2009年2月13日金曜日

愛情の形


 旧帝大正門の近くは大路が交差していて電停があり、この辺りには古本屋が並んでいた。その一角に古道具屋さんがあって小さな鏡台を求めた。2,980円、アルバイトの日給代ぐらいだった。この電停から一駅分歩いて行けば、叡電と呼ばれる私鉄の駅と交差する。この近辺は朝鮮韓国をルーツとするいわゆる「在日」の人たちが住んでいた。ここまでかついで行って、叡電に乗って岩倉という駅まで行ってまたかついで行って届けた。あの岩倉具視が安政の大獄時に遁世した里だ、当時は田んぼだらけで夏は蛍が出た、今は高級住宅街になっている。彼女の誕生日のプレゼントに贈った。私は愛情を形に残す。あれから今日で恐らく34年。今もこの部屋の隅にあり使ってもらっている。

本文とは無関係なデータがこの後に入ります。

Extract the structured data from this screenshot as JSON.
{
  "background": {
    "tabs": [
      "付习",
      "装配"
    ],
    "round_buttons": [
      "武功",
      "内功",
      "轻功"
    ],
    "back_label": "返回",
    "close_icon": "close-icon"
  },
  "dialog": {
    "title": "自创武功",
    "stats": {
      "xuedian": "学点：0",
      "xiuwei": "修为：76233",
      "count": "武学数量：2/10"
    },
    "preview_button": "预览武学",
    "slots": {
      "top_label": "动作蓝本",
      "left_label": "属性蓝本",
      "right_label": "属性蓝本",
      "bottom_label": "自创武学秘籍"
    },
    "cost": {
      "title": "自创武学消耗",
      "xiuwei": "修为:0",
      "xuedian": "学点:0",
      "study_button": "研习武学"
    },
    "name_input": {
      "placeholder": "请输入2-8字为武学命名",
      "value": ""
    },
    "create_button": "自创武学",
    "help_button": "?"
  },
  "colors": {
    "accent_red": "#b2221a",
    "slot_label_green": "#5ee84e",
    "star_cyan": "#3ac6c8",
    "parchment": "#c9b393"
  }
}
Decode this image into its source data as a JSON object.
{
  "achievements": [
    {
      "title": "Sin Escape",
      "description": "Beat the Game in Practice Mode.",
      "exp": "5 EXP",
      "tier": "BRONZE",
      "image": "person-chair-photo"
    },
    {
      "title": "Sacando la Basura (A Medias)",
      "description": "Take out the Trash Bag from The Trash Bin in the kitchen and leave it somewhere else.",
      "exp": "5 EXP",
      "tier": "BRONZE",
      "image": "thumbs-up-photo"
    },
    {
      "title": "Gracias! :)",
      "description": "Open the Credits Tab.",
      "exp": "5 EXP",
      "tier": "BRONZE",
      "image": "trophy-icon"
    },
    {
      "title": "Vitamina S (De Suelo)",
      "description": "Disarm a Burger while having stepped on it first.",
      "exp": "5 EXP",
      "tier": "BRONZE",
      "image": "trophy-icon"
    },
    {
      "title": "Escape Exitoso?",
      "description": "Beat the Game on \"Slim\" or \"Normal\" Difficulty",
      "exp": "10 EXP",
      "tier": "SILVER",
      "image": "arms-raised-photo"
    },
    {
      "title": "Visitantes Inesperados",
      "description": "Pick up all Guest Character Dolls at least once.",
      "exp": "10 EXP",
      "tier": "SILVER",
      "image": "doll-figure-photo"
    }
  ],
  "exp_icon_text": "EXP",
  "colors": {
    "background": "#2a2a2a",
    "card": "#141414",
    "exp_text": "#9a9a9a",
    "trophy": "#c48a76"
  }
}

 16分ボイルするハンバーグ、冷凍のまま5分間焼く餃子、彼女がつくり置きしていた豆、野沢村から取り寄せた野沢菜漬け、恩納村の早採れもずく、インスタントのもずくスープ(フリーズドライ)をメニューにして一応上げ膳据え膳して、30年ぶりの二人だけの静かなお誕生日。ジムで「ステップ」をして汗を少し流したあと、二人で焼酎を楽しんでいる。